Biographie

Nicolas Kurtovitch naît à Nouméa le 20 décembre 1955.

Sa famille maternelle est installée en Nouvelle-Calédonie depuis 1843. Elle compte parmi les siens l'un des premiers français ayant posé le pied sur ce qui n'était encore, aux yeux de l'Occident, qu'une « terra incognita » : Jean Taragnat.

Par son père, qui a quitté Sarajevo en 1945, ses racines sont également yougoslaves.

Après une scolarité calédonienne, il voyage en Nouvelle-Zélande et en Australie, s'imprègne de ce Pacifique dont il souhaite habiter pleinement la diversité. Puis son cursus universitaire le conduit à Aix-en-Provence de 1977 à 1980.

Licencié en géographie, il rentre alors au pays où il enseigne dans un collège de Lifou, l'une des îles de l'archipel calédonien, puis au lycée Do Kamo de Nouméa, établissement protestant qui a beaucoup œuvré pour la promotion des jeunes Mélanésiens et dont il est aujourd'hui le directeur.

Son premier recueil de poèmes, Sloboda, paraît en 1973. Il ne cesse ensuite de publier, essentiellement de la poésie et des recueils de nouvelles. En 1999 notamment, lui le Calédonien d'origine européenne cosigne Dire le vrai avec l'auteure kanak Déwé Gorodé. Tous deux inscrivent ainsi dans l'histoire littéraire calédonienne un dialogue entre des voix qui, affirmant leur diversité, manifestent dans le même temps la possibilité d'une parole partagée.

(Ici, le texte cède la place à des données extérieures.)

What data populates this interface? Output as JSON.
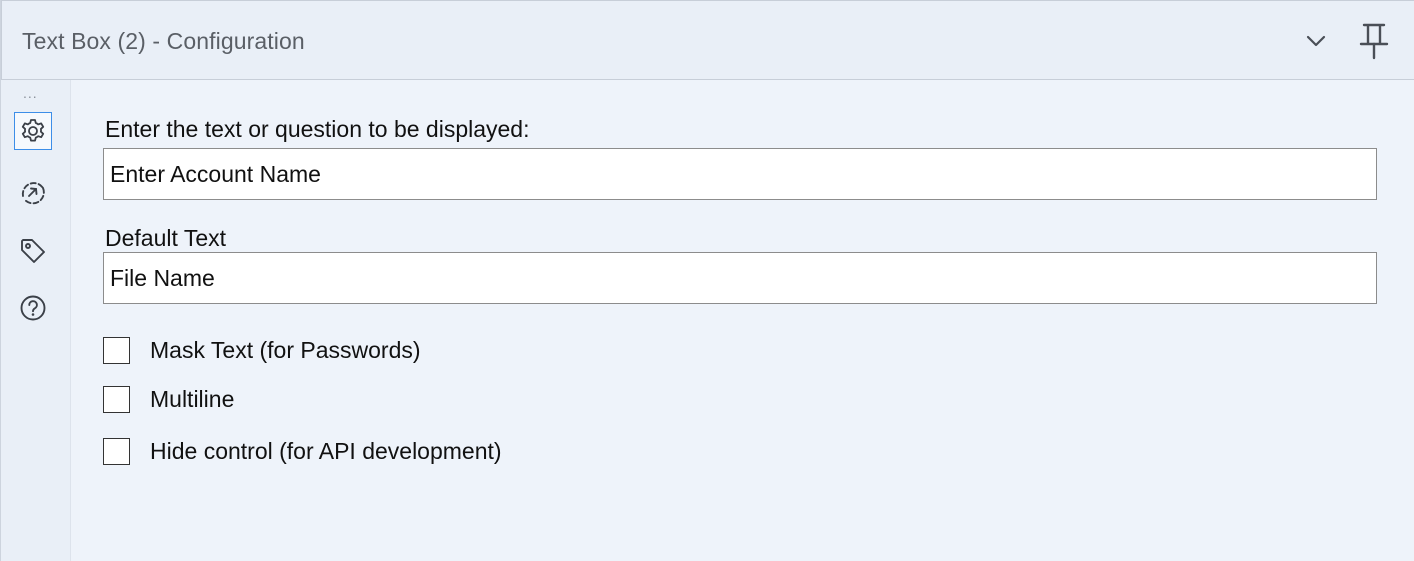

L'écriture théâtrale s'impose plus tardivement dans son parcours, avec notamment Le Sentier Kaawenya (spectacle d'ouverture en 1998 de la première saison du Centre culturel Tjibaou) et Kalachakra (créée pour le Festival Équinoxe de Nouméa en 1999). Puis c'est l'aventure de Les dieux sont borgnes, pièce qu'il cosigne avec, cette fois, le dramaturge kanak, Pierre Gope. Elle est jouée en Avignon en 2003, dans une mise en scène d'Yves Borrini, de la compagnie Le Bruit des hommes. Nicolas Kurtovitch publie en 2004 une pièce intitulée La Commande, inédite à ce jour à la scène.

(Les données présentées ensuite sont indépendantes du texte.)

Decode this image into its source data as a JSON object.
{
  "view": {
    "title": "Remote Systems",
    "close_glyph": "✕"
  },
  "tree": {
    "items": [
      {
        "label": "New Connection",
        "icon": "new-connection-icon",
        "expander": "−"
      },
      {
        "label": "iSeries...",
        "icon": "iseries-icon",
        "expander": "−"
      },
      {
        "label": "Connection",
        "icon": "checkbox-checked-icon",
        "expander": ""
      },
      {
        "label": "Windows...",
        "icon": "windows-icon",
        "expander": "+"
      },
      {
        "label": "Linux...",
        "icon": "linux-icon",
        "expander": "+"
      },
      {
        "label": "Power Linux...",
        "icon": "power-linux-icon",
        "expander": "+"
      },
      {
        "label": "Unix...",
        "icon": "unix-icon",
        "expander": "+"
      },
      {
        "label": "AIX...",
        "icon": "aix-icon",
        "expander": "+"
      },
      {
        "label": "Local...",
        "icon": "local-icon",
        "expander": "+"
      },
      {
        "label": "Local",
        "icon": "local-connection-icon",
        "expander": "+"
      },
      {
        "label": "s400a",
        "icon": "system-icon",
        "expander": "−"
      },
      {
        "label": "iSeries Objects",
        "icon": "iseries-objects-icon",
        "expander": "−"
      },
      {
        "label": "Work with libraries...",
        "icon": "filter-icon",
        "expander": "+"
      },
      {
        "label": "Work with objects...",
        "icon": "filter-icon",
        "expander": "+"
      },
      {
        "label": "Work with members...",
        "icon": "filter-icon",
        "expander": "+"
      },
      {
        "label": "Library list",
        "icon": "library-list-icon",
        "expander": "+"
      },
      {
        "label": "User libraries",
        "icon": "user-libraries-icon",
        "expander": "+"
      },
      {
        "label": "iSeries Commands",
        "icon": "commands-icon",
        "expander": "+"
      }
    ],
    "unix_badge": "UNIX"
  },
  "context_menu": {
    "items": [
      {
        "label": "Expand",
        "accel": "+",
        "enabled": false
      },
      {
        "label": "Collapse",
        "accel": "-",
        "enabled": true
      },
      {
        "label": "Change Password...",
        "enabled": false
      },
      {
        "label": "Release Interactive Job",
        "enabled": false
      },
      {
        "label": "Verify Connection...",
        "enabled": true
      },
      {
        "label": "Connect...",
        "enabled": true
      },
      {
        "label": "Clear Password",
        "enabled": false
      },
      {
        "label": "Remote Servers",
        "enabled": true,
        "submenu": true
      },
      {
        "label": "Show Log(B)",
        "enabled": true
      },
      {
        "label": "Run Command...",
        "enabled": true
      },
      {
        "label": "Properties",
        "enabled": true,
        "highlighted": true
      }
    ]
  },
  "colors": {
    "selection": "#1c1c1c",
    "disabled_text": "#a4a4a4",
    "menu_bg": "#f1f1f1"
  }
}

Toute son œuvre en témoigne, Nicolas Kurtovitch est homme de lieux : des lieux qui bruissent de la parole des hommes, mais aussi, surtout peut-être, de leurs silences, partagés ou non, des questions que renvoie à chacun la présence de l'autre. Elle est aussi parole « de solitude et d'exil », pour reprendre le titre d'un de ses poèmes paru dans L'Arme qui me fera vaincre (17-29).

Dans une langue attelée à se dépouiller des oripeaux du paraître, son écriture est donc tout à la fois acte d'existence et de résistance, traversée par les thématiques croisées de l'enracinement et de l'exil : un enracinement vécu, un exil pleinement accepté.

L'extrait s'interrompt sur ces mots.